A few days ago, Paul Graham posted one of his famous essays, How to Get Startup Ideas. You won’t find a better piece of advice on generating your idea for your startup. It is a long essay but worth reading.
Here you have a summary of key seven take-aways:
1. Look for problems that people care
Fixing a problem YOU have, is the best way to ensure that the problem really exists.
Made-Up Startup ideas usually focus on problems nobody actually cares.
At YC we call these “made-up” or “sitcom” startup ideas. Imagine one of the characters on a TV show was starting a startup. The writers would have to invent something for it to do. But coming up with good startup ideas is hard. It’s not something you can do for the asking. So (unless they got amazingly lucky) the writers would come up with an idea that sounded plausible, but was actually bad.

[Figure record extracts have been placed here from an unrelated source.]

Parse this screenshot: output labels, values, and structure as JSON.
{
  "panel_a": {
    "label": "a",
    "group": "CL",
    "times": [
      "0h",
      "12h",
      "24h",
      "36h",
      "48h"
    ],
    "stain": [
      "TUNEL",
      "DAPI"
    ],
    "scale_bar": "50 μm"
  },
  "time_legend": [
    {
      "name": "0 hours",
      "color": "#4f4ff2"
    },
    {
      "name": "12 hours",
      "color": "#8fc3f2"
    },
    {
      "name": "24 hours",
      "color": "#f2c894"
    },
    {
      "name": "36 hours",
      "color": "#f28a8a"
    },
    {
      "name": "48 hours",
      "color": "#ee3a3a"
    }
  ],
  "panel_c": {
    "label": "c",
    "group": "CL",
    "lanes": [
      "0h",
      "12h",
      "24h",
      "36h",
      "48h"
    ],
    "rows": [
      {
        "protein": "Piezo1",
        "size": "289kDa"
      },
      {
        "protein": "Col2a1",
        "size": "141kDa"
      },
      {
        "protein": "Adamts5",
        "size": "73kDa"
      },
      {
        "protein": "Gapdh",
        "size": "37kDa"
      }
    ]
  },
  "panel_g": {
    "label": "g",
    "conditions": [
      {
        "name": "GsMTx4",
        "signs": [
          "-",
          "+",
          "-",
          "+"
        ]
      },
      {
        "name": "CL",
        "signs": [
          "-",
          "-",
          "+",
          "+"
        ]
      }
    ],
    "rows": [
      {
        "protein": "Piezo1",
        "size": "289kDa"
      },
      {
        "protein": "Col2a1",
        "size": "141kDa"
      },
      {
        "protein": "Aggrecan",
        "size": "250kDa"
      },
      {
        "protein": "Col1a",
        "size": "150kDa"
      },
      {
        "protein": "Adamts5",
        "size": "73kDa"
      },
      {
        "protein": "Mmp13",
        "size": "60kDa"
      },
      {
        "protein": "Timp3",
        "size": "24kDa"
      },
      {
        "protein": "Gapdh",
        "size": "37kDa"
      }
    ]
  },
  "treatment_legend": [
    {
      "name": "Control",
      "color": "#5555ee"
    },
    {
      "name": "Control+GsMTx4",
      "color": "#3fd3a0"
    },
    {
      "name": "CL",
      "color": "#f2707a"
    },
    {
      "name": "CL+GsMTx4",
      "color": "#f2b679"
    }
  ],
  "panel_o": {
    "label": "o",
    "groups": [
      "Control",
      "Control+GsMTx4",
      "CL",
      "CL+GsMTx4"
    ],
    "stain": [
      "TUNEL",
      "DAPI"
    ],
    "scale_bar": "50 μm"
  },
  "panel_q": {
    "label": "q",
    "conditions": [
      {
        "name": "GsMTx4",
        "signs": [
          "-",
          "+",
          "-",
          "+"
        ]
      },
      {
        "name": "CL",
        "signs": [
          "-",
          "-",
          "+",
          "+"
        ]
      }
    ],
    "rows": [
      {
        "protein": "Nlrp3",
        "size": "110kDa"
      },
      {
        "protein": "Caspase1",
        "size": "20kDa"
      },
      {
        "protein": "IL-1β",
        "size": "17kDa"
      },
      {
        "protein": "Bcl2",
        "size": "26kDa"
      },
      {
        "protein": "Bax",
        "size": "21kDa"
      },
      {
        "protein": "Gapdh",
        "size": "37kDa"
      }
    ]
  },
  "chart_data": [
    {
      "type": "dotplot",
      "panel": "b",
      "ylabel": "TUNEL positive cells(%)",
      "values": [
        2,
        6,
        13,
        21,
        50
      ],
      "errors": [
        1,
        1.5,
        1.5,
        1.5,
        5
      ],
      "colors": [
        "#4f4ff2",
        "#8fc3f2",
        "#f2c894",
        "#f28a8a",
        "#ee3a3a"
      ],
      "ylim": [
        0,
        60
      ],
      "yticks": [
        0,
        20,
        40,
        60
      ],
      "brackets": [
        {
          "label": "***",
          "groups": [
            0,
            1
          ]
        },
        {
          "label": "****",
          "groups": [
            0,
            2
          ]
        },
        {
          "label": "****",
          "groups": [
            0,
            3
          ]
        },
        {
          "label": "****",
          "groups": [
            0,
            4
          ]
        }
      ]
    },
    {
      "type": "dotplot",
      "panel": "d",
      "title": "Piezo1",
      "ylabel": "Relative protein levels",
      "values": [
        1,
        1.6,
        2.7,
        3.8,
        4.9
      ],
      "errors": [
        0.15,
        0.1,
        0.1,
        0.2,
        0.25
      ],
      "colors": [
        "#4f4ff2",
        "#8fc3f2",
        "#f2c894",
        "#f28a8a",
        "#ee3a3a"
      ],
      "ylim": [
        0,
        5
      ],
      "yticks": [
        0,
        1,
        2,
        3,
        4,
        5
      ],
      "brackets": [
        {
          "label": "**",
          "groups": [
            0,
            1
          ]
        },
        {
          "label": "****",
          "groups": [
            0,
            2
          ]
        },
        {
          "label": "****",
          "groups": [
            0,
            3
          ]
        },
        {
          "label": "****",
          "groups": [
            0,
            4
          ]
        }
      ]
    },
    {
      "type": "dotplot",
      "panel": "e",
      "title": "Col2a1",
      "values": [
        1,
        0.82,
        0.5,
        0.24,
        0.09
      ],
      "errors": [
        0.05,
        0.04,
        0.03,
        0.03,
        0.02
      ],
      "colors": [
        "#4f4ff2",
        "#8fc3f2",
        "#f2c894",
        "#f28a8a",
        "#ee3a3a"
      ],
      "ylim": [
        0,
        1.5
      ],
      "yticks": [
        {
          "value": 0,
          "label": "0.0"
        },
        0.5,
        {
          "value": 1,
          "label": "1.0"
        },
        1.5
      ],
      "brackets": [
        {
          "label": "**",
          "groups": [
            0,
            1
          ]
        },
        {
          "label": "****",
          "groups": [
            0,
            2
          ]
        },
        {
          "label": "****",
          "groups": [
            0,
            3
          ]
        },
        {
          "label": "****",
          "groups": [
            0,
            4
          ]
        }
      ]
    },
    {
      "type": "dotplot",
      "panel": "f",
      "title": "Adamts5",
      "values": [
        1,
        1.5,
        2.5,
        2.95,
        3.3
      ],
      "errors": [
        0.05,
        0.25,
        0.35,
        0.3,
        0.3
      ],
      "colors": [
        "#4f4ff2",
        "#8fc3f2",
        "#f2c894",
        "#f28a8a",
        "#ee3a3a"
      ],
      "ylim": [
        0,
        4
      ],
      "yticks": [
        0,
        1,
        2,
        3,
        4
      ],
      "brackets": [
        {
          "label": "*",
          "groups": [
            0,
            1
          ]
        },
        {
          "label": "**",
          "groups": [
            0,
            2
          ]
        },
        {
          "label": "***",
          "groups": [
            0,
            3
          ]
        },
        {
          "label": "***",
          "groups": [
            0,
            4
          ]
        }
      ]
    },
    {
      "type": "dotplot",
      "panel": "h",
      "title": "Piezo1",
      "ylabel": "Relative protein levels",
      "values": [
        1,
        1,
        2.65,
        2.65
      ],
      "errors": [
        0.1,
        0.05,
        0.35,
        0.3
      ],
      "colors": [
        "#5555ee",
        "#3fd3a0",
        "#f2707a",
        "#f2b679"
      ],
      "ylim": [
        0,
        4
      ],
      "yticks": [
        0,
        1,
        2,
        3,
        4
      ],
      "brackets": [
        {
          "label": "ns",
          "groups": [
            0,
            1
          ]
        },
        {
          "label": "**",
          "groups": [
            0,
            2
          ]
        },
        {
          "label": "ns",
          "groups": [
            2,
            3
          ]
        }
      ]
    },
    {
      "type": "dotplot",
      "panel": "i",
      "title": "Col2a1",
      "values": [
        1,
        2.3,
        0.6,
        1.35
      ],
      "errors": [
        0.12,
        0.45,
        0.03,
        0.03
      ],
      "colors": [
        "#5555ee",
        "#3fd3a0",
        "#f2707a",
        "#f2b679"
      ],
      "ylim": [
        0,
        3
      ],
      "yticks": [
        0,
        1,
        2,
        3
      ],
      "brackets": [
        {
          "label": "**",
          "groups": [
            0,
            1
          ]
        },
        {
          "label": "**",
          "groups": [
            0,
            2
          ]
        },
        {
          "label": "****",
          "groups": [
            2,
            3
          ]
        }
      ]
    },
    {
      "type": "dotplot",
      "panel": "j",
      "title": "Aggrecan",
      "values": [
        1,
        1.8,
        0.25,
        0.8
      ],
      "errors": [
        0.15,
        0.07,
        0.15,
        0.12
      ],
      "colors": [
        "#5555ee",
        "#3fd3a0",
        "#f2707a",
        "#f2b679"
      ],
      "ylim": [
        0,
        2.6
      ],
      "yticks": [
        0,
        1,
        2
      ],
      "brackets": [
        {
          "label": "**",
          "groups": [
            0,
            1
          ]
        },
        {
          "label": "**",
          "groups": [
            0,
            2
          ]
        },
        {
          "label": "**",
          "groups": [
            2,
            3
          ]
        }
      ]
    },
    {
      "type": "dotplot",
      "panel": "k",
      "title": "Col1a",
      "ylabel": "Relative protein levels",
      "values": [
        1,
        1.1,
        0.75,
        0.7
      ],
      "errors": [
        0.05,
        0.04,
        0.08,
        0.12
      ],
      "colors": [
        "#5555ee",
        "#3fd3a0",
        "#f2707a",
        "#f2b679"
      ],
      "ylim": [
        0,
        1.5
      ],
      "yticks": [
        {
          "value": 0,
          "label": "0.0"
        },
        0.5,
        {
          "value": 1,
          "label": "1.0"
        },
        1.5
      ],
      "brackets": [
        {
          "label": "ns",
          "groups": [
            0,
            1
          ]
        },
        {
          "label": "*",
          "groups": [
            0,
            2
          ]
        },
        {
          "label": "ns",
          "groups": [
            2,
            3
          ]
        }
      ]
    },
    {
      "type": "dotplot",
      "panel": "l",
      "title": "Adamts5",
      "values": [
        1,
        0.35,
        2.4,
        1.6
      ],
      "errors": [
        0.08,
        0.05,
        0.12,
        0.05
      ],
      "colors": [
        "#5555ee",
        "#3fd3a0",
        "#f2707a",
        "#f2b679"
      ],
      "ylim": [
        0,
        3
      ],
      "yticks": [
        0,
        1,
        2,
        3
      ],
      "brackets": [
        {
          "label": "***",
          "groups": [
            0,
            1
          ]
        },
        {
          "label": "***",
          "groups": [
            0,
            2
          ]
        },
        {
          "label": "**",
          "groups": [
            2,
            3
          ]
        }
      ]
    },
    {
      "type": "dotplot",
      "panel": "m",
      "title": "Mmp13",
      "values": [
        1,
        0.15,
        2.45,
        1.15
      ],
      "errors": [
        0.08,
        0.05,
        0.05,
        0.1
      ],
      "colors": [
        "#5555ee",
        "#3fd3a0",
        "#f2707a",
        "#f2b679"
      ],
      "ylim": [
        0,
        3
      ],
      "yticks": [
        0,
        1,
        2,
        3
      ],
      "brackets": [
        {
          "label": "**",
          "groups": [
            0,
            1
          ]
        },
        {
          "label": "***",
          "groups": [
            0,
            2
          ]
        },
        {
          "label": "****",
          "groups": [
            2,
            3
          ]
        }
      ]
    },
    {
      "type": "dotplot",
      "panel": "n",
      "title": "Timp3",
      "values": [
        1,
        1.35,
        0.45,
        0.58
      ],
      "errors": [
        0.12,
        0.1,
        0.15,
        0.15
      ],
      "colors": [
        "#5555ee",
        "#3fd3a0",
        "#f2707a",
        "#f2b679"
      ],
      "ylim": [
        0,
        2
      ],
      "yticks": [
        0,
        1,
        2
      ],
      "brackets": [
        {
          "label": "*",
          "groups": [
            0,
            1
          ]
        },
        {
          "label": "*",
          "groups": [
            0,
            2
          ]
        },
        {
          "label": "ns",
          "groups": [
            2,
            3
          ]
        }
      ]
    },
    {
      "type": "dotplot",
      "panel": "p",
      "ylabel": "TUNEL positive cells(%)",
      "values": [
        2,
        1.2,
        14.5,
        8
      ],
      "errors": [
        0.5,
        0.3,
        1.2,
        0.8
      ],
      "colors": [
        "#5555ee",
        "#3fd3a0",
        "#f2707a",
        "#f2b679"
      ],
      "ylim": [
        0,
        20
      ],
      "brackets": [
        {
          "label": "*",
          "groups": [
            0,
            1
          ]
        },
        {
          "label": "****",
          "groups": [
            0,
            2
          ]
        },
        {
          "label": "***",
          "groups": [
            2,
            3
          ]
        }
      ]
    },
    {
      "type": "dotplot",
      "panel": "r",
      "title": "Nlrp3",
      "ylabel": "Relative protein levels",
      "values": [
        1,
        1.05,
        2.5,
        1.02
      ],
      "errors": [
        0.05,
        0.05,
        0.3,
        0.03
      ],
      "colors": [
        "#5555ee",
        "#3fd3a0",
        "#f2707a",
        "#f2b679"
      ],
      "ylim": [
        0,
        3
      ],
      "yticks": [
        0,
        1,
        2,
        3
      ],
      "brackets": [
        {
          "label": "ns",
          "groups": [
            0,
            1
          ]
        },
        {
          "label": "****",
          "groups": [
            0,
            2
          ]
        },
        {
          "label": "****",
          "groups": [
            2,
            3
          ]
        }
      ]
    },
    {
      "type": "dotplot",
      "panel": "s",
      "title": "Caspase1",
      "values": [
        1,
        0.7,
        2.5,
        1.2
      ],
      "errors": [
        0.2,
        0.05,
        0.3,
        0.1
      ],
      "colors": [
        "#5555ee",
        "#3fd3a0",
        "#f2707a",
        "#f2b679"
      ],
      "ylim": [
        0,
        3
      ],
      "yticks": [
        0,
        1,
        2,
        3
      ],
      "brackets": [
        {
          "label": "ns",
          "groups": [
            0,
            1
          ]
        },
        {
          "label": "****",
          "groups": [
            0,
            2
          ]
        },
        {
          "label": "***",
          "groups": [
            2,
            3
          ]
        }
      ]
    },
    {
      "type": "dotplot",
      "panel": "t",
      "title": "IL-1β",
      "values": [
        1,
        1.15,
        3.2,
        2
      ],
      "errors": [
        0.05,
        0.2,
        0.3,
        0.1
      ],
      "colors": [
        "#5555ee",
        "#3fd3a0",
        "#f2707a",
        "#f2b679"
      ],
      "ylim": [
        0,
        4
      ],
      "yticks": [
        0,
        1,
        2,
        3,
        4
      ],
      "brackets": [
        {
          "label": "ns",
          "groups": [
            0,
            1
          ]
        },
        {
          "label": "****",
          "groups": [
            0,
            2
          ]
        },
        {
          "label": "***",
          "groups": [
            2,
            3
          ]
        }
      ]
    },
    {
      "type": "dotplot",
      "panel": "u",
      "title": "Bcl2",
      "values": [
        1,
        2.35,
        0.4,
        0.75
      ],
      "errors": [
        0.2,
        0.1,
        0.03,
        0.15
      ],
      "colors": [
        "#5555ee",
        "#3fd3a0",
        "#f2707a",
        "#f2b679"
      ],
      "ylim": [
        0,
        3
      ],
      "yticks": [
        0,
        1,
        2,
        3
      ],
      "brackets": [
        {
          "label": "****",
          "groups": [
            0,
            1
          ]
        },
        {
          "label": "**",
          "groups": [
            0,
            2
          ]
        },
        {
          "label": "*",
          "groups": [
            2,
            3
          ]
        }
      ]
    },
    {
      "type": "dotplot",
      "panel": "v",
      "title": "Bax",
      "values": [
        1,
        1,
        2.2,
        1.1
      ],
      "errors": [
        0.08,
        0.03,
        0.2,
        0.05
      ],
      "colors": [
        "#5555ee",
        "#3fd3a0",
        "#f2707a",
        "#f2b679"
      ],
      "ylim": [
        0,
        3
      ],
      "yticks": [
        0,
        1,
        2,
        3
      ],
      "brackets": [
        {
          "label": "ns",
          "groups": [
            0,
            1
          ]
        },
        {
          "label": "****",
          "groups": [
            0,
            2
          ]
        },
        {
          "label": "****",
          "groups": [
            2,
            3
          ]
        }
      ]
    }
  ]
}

2. Who are the people that really need what you are making?
You have better chances if you focus on something a small number of people want a large amount. In made-up startup ideas usually lots of people are middy interested.
When you have an idea for a startup, ask yourself: who wants this right now? Who wants this so much that they’ll use it even when it’s a crappy version one made by a two-person startup they’ve never heard of? If you can’t answer that, the idea is probably bad.
3. Be at the leading edge of a field — “Live in the future”
A good idea will come as the result of some external stimulus hitting a prepared mind. To have good startup ideas you have to become the sort of person who has them. “If you’re at the leading edge of a field that’s changing fast, when you have a hunch that something is worth doing, you’re more likely to be right.”
The verb you want to be using with respect to startup ideas is not “think up” but “notice.” At YC we call ideas that grow naturally out of the founders’ own experiences “organic” startup ideas. The most successful startups almost all begin this way.
Paul Buchheit says that people at the leading edge of a rapidly changing field “live in the future.”
4. Build what seems interesting
To ‘notice’ a good idea you need to give yourself some time. You have control over the rate at which you become a prepared mind, but you have less control over the stimuli that will spark your idea.
Just as trying to think up startup ideas tends to produce bad ones, working on things that could be dismissed as “toys” often produces good ones. […] if you’re living in the future and you build something cool that users love, it may matter more than outsiders think. Microcomputers seemed like toys when Apple and Microsoft started working on them.
5. Clash of domains is a fruitful source of ideas.
If you are a software expert and start learning about some other field, you’ll probably see problems you can fix programming.
…if you’re a CS major and you want to start a startup, instead of taking a class on entrepreneurship you’re better off taking a class on, say, genetics. Or better still, go work for a biotech company.
6. Better a good idea with competitors than a bad one without.
You don’t need to worry about entering a “crowded market” so long as you have a thesis about what everyone else in it is overlooking.
Because a good idea should seem obvious, when you have one you’ll tend to feel that you’re late […] Worrying that you’re late is one of the signs of a good idea.
7. Don’t discard the unsexy and difficult
There are two filters you ned to turn off when noticing ideas: the unsexy filter and the schlep filter.
The unsexy filter is similar to the schlep filter, except it keeps you from working on problems you despise rather than ones you fear.
The seven points can be summed up in one recipe:
Live in the future and build what seems interesting.
What do you think of Paul Graham’s advice?